15. Gli allegati I, II e
III potranno essere modificati con decreto del Ministero
della sanità, in conformità a
nuove disposizioni di modifica della disciplina comunitaria
(1).
(1) Così sostituito
dall'art. 2, D.Lgs. 12 aprile 1996, n. 258.
Articolo 71
Prescrizioni relative alla vendita
1. Le sostanze incluse nelle tabelle IV e V dell'articolo
14 possono essere vendute solo su presentazione di ricetta
medica, che deve essere trattenuta dal farmacista, salvo
quanto previsto dalla tabella n. 4 della Farmacopea ufficiale.
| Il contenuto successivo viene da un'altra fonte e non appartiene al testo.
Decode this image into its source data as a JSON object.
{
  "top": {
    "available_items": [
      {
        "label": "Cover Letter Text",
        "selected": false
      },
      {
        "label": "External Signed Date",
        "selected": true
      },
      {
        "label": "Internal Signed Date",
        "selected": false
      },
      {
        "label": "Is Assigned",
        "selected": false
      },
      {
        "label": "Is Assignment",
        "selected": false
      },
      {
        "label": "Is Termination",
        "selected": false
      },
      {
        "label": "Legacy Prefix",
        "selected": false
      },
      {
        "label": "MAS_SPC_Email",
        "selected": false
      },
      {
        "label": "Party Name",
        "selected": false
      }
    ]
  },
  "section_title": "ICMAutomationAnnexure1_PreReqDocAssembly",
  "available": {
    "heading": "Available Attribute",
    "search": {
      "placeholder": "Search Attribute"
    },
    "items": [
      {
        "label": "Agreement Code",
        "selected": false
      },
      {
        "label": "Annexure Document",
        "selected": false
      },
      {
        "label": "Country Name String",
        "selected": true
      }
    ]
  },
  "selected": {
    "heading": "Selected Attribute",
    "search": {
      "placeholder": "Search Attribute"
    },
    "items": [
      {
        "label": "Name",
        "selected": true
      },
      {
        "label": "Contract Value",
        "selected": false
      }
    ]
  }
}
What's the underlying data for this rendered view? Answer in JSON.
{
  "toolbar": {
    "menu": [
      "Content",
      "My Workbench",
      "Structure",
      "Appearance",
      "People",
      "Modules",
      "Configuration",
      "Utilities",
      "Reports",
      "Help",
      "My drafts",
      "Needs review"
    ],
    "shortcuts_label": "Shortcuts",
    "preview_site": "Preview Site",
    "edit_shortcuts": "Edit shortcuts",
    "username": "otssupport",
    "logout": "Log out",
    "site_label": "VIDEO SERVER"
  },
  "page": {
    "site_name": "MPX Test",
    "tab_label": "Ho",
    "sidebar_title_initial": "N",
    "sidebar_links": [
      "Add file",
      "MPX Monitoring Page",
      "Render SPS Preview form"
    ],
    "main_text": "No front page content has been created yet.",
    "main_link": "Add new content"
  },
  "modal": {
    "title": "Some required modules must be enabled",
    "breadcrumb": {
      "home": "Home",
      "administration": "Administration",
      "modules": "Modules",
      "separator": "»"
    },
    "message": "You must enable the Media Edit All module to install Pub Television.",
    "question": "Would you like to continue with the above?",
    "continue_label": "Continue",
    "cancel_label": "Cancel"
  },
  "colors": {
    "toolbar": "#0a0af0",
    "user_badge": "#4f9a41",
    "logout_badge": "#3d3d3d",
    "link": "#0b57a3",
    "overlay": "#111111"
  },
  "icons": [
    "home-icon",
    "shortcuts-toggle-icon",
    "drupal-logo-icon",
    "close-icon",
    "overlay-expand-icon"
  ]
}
2. Le sostanze incluse nella tabella VI dell'articolo
14 possono essere vendute solo su presentazione di ricetta
medica.
3. Chiunque viola le disposizioni
contenute nei commi 1 e 2 è punito con l'ammenda
da lire cinquantamila a lire cinquecentomila.
4. I prontuari farmaceutici
del Servizio sanitario nazionale debbono presentare
la connotazione con asterisco
di tutte
le specialità e le confezioni contenenti le sostanze
incluse nelle sei tabelle dell'articolo 14.